Etymologically social studies refers to the different branches of study dealing with social sciences such as civics, economics, linguistics, management, history, geography and a host of others. It varies from natural sciences and affects human behavior and interpersonal relationships. Social studies is a crucial discipline in the school curriculum. Social sciences had their roots in the study of philosophy and theology in ancient times, gaining greater impetus during the medieval era. It prepares students to face life's challenges realistically, systematically and with a practical bent of mind. Yet, it is a sorry state of affairs that in a hurry to get ahead in life and career, students and even educational institutions lay poor, if any, attention to the richness of learning- teaching of social studies.

A few of the areas of social sciences that mould the personalities of students are discussed below:

Integrate education with life - This branch of learning helps pupils to analyze real life situations in their correct context. Students are drilled in the finer realms, such as oneness of mankind, cooperation, justice for all. The learners begin to appreciate the very essence of living in this world full of strife and everyday grind. A realistic viewpoint and a practical outlook are adopted by students of social studies.

Deeper understanding of human nature and behavior - Through the learning of social sciences, predictions can be made about how people will react under certain circumstances. This also implies that while dealing with people, the knowledge of his mental make-up can help in assessing the way he is likely to give an overt expression to his innermost, pent up emotions. Psycho-analysis has become an indispensable part of any organization's day-to-day functioning. All successful entrepreneurs have also been good psychologists. Teachers too need to understand educational psychology. In fact, professionals in all walks of life must have an insight into how and why people think and behave in the manner they do.

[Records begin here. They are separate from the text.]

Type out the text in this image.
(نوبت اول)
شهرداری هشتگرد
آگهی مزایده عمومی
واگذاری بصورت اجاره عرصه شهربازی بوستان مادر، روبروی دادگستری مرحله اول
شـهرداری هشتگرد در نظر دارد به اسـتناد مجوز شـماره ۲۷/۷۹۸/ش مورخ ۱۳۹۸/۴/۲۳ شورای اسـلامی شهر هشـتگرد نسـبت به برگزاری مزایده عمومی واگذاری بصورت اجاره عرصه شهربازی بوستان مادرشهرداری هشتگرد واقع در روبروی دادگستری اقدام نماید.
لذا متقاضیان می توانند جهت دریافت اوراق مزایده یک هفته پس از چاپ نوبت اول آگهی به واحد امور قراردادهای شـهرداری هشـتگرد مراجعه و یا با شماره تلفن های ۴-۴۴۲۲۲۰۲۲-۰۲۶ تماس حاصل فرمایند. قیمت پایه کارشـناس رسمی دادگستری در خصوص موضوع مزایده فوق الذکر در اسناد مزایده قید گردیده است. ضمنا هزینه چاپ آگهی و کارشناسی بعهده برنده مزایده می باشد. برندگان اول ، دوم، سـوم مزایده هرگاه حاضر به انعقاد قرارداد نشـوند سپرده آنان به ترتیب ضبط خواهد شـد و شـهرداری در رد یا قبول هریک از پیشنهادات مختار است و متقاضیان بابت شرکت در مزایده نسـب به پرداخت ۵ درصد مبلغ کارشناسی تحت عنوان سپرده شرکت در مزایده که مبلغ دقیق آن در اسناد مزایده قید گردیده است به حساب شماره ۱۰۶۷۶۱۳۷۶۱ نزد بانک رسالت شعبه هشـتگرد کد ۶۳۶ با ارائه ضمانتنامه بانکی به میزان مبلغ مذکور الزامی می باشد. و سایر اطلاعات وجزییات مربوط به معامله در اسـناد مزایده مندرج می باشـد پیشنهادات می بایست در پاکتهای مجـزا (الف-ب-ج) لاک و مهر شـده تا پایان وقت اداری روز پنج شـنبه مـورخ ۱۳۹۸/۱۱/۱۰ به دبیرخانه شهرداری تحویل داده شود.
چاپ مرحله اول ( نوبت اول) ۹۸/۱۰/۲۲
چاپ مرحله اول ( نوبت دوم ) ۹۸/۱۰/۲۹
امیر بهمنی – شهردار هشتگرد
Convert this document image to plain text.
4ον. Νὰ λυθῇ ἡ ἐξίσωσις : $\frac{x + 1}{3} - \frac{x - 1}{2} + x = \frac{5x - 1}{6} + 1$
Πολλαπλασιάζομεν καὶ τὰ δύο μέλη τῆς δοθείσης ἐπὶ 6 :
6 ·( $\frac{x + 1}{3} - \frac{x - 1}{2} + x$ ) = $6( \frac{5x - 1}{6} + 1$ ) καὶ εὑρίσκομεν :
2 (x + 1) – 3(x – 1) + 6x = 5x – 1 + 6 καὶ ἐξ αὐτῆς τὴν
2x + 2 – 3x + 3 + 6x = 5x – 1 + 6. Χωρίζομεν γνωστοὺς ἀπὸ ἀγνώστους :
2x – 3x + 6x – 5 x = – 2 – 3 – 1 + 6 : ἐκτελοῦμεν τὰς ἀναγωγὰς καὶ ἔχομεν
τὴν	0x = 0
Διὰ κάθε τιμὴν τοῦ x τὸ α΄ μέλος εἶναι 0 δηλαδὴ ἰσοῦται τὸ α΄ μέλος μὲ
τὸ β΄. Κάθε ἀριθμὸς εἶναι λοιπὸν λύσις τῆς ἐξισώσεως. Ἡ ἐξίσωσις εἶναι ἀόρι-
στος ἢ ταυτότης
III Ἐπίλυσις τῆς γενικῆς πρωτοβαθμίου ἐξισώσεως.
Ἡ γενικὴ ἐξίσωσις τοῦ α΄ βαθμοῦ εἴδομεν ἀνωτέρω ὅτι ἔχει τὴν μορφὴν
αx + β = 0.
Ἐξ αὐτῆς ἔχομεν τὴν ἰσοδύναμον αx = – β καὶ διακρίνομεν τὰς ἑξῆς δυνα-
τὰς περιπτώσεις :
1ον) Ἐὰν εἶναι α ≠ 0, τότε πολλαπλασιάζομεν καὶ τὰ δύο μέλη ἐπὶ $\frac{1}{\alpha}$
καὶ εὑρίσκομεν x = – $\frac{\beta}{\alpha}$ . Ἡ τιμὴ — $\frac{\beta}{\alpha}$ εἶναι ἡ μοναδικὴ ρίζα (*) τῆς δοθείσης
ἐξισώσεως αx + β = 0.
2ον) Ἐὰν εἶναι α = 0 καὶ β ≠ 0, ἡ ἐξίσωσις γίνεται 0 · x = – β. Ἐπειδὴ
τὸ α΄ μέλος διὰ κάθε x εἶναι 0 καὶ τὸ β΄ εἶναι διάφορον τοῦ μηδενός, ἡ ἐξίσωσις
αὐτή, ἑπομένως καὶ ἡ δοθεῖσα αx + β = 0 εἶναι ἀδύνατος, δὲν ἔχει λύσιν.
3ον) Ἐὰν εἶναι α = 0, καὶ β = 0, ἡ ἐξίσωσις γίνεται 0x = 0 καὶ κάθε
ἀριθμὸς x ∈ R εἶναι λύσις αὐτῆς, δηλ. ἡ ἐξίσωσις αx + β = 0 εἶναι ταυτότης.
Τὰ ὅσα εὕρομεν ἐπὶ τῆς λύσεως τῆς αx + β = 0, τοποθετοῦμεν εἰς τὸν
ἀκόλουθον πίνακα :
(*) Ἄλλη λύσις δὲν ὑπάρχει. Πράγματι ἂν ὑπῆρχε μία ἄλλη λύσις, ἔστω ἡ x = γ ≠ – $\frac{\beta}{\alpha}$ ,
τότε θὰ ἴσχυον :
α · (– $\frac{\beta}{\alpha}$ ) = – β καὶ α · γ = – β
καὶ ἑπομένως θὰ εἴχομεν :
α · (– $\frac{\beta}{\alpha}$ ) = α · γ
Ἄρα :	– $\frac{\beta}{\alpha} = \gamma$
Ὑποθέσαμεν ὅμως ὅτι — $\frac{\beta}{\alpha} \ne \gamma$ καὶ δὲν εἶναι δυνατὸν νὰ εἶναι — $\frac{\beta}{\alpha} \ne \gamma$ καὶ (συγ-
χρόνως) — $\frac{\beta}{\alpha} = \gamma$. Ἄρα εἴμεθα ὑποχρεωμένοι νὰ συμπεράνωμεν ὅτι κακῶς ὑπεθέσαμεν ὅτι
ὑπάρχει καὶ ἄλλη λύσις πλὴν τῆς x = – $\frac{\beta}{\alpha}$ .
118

An air of authenticity has come to surround social studies since the percentage of students' participation is higher in the teaching-learning process. The child-focused curriculum makes each student singular, encouraging greater enthusiasm. In the context of social studies, cross curricular instructions proves ideal since each of the subjects falling under its broad head are, more or less, interwoven. To exemplify, geography has influenced history, which in turn had a tremendous impact upon the economy of a country. Furthermore, the society and political structure is affected by the financial system and psychology of people. It is this beauty of interdependence that instructing using cross curricular or thematic style adds much realism to social studies.